Max Karl Schlosser (17 October 1835 – 2 September 1916) was a German opera singer.

A tenor for most of his career, he later sang as a baritone and is remembered today for his character roles in Wagner's stage works. He created the roles of David in Die Meistersinger von Nürnberg (1868), Mime in Das Rheingold (1869), and The Messenger in the posthumous premiere of Wagner's early opera Die Feen (1888). Schlosser also performed as Mime at the Bayreuth Festival in the first complete performance of the Ring cycle in 1876 and in the cycle's first complete performance in London in 1882.

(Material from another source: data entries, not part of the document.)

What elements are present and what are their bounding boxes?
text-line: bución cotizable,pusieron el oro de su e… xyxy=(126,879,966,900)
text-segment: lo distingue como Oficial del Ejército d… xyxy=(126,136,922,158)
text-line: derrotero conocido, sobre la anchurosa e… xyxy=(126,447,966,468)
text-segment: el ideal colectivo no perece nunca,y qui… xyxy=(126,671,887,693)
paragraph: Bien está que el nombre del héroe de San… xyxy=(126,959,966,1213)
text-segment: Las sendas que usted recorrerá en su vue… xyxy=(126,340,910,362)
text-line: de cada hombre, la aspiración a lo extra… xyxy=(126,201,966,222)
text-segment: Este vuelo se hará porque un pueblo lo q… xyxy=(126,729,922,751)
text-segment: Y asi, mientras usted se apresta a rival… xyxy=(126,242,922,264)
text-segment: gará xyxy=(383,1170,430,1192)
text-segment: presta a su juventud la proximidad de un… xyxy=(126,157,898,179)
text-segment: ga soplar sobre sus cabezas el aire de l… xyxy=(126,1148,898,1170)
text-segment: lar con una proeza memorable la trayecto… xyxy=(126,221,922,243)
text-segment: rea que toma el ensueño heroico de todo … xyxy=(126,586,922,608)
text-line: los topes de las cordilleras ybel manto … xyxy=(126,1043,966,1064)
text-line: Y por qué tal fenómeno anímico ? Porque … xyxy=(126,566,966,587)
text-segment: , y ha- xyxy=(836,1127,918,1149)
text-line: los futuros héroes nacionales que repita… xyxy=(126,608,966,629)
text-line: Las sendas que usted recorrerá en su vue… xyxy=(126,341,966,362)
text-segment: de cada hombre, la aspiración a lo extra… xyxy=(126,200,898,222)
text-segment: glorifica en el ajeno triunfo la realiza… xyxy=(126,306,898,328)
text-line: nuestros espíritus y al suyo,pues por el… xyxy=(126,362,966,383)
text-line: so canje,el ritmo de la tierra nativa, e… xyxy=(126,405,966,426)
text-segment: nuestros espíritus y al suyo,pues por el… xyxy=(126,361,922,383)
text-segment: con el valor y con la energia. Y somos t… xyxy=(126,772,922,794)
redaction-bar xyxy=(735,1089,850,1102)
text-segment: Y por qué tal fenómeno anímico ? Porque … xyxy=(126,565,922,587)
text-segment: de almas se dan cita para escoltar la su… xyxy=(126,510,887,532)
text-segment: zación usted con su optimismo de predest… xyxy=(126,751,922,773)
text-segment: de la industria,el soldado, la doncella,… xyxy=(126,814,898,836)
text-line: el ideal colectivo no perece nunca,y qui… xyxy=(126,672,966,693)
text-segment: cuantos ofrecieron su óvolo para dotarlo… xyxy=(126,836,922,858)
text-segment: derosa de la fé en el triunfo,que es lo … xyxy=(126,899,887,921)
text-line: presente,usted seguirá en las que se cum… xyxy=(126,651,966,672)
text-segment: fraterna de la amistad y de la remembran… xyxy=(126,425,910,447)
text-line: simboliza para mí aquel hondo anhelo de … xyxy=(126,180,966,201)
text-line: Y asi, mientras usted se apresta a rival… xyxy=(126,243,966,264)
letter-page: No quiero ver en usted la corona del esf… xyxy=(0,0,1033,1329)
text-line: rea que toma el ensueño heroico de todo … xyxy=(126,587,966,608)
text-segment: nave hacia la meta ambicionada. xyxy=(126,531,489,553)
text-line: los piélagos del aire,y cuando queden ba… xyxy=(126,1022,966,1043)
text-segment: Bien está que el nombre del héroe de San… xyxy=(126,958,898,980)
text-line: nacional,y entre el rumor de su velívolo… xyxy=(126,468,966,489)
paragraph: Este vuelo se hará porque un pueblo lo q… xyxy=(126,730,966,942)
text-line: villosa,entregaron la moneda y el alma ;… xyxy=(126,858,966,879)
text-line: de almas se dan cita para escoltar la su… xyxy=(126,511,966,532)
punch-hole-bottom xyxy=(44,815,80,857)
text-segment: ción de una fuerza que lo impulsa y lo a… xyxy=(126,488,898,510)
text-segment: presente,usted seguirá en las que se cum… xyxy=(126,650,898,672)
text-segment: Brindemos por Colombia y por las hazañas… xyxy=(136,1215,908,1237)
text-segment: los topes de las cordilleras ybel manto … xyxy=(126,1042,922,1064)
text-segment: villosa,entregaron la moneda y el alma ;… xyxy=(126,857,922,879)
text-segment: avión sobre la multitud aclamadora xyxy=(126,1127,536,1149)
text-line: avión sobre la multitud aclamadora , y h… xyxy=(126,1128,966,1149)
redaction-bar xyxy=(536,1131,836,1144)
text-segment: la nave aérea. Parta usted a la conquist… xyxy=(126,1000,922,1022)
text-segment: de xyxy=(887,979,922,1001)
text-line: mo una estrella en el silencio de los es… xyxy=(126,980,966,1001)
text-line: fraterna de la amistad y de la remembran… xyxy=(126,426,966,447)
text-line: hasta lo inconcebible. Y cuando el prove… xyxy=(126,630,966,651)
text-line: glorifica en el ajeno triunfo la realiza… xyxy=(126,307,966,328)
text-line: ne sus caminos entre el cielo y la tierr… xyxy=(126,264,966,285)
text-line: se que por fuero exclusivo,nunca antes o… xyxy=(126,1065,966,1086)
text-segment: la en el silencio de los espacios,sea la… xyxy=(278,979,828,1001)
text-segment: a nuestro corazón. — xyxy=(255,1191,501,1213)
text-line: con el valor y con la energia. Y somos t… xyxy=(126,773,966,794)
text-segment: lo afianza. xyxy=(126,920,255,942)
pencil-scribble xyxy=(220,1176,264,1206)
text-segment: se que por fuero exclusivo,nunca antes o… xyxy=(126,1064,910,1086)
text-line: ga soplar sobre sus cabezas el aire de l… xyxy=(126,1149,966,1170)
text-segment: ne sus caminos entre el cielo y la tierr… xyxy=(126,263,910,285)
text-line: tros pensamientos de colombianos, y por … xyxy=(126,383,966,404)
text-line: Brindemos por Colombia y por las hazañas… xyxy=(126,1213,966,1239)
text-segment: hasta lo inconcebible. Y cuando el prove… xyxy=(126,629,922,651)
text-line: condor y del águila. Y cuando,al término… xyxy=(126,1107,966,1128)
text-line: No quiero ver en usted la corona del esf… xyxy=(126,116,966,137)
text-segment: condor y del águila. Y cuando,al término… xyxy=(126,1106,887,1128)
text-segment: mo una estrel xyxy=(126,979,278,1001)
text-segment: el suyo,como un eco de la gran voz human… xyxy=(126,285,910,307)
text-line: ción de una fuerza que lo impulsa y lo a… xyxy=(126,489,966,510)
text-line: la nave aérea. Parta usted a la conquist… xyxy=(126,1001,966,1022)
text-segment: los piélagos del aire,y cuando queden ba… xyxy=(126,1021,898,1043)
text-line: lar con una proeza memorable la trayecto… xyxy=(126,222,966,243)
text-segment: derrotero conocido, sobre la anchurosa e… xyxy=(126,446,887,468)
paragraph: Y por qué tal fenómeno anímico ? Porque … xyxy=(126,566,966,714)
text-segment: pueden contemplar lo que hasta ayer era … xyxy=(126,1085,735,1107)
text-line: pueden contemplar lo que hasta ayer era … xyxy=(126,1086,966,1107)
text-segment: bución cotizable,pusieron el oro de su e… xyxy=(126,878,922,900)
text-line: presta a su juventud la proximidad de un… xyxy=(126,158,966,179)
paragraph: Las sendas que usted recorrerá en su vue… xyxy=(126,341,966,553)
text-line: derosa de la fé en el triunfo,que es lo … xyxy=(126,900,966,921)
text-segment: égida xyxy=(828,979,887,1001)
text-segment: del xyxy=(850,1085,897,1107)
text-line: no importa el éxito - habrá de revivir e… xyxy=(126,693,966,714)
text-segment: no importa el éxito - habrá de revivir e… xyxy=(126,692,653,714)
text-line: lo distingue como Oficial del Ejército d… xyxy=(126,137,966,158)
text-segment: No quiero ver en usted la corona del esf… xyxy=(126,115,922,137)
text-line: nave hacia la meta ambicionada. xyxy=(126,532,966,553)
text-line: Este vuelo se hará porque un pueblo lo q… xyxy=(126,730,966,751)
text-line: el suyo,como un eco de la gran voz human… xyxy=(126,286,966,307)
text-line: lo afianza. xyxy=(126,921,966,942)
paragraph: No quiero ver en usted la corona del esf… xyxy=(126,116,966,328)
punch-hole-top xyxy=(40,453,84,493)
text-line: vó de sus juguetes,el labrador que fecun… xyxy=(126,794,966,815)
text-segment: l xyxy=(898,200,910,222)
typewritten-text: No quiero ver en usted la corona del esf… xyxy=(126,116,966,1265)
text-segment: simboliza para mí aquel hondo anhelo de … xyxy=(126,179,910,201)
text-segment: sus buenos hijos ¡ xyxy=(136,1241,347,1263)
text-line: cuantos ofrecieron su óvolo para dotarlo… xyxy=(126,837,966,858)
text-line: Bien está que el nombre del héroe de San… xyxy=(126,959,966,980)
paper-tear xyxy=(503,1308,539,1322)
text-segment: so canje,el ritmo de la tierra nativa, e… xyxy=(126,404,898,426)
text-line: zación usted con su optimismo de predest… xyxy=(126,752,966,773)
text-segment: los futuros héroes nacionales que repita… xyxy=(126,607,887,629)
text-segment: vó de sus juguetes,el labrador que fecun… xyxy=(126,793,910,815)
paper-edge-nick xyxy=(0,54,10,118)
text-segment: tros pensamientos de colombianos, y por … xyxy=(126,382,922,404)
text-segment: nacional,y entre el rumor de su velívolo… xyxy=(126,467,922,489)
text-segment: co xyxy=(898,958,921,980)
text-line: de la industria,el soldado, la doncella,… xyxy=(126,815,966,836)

Schlosser was born in Amberg, Bavaria. He initially sang in operettas in Zürich, St Gallen and Augsburg to little success, and retired briefly to become a baker. However, in 1868 he took up his singing career again and was engaged by the Munich Hofoper. He remained with the company until 1904 when he gave his farewell performance singing the Nightwatchman in Die Meistersinger von Nürnberg. Other roles in his repertory included Count Almaviva in Rossini's The Barber of Seville, Max in Weber's Der Freischütz, Lionel in Flotow's Martha, and the baritone role of Beckmesser in Die Meistersinger.

He died in Utting am Ammersee shortly before his 80th birthday.